I just had a chance to test drive the Plantronics .Audio 480 USB Headset also known as the Virtual Phone Booth. While I generally have problems with all in-the-ear headphones, these felt better in my ears than many others I have tried.

For example the Shure E3c Sound Isolating Earphones (currently discontinued) don't fit in my ears well and subsequently I have to resort to the ear plug type adapter that you roll tightly and then let expand in your ear.

The problem with the Shure ear buds is that if your fingers are not absolutely just-washed clean, the buds get dirty and don't work as well -- they then need replacement. This includes the carbon residue from newspapers that you don't even realize is embedded in your fingers.

Another problem is if you take one of these foam ear buds out to speak with someone on a flight you have to take time to roll it again before reinserting it back in your ear.

I am somewhat impressed with the sound quality of the Plantronics headset.

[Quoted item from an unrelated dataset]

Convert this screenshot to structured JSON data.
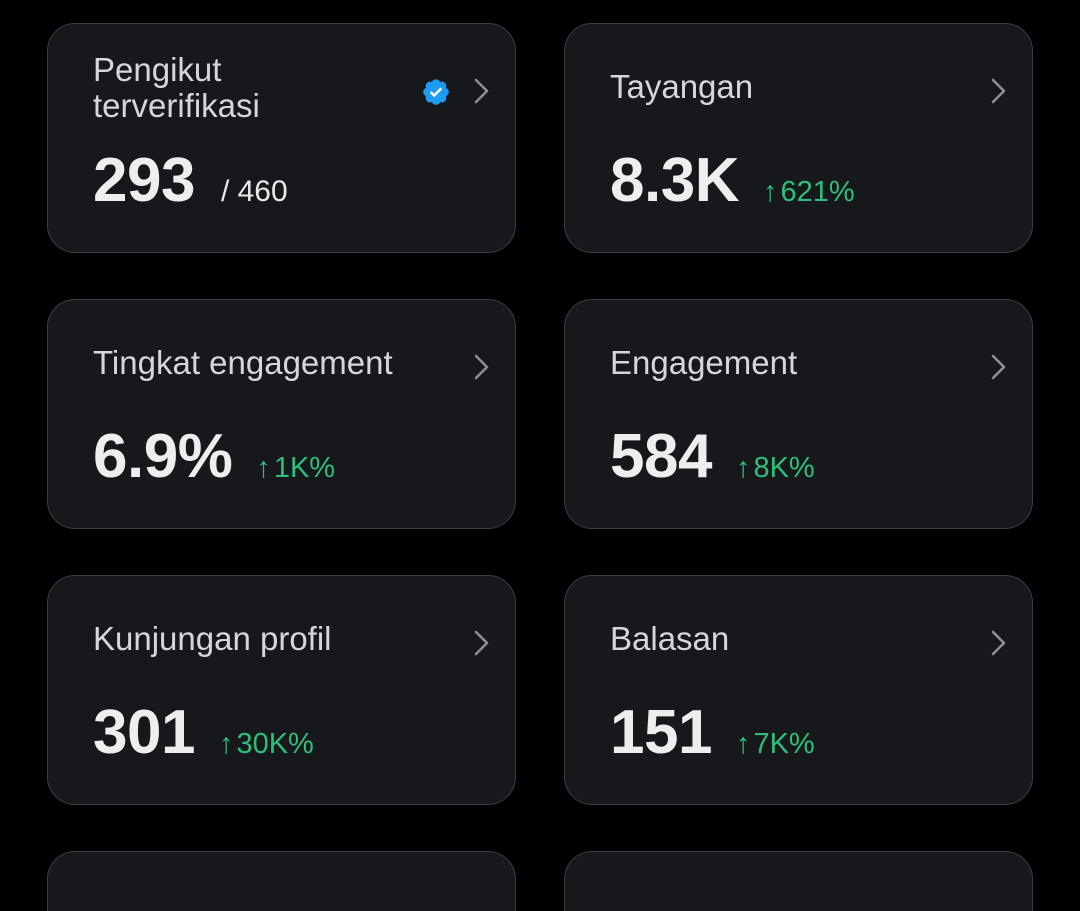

In tests of dance, pop and classical music, I thought the range of frequencies transmitted to be good. Don't expect body shaking bass but for a headset of this size, the sound quality is above average.

Where these headphones shine however is as a portable VoIP headset allowing you access to Skype or any other soft client. There is a wire thin and light microphone boom that comes down to your mouth from the left headphone.

I have experienced this microphone slowly dragging the left headphone out of my ear and an easy fix was to just twist the mike up and over the ear bud.

In addition, there is a  USB dongle the size of a small pack of gum which also has connectors for headphones and microphone. This device works with PC and MAC and could be used in situations where a USB connection is more handy or if there are no connectors for microphone and speaker.

Thoughts on how to make the .Audio 480 better are a button to kill the sound (there is a mute button and volume control slider) and I would extend the length of the cord by about 18 inches. Update: I would also bump up the frequency response on the high end to 20 kHz from 10 kHz.

Other than that, the .Audio 480 seems like a must have for the road warrior's laptop case.